Bien loin de la cyclothymie des deux premiers morceaux mais en en reprenant cette écriture qui noie toute ligne de fracture, And a 1, 2, 3, 4 est une longue pièce, lente et homogène, à la tessiture plus réduite, qui rappelle l’abyssal A Young person’s guide to drowning (Disengage, Staaltape, 1992). Comme un corps perdu dans les profondeurs marines, le morceau en explore le vertige, la noirceur, avec des samples de cordes. Mais par ses nombreuses modulations de sons (notamment de bois) et ses imperceptibles inflexions, il finit par montrer dans sa seconde partie le chatoiement de la surface de l’eau, les mille reflets d’argent qu’un plongeur pourrait observer en levant les yeux. De manière saisissante, O’Rourke parvient ainsi à restituer à coup de clicks, l’humanité, la fragilité qui traversait ses pièces analogiques antérieures. Comme Fennesz sur Endless summer, O’Rourke mobilise les ressources du Powerbook pour capter la chaleur d’émotions fugaces. Le titre même de l’album ne donnait-il pas d’ailleurs le la ?

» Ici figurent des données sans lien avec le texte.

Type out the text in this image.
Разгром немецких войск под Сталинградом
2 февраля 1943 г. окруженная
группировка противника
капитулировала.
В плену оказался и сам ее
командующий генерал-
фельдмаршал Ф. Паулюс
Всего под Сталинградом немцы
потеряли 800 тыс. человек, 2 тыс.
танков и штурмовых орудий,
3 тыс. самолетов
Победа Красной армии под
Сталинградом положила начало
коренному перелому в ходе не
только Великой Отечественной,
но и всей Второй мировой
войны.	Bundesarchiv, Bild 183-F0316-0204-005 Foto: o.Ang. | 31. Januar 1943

On peut comprendre O’Rourke lorsqu’il admet très bien s’accommoder de ce que les gens n’ont pas toujours connaissance de ses disques réputés moins « évidents ». Mais une chose est sûre : que l’intéressé refuse d’en parler par modestie ou pour qu’on lui foute la paix, et ces mêmes « gens » devraient être de moins en moins nombreux à ignorer certaines de ses activités parallèles. Car en mariant si intelligemment exigence formelle et beauté immédiate, ce chef d’oeuvre en puissance aura vite fait de sortir du monde clos de la musique laptop, qu’il aura en même temps contribué à oxygéner.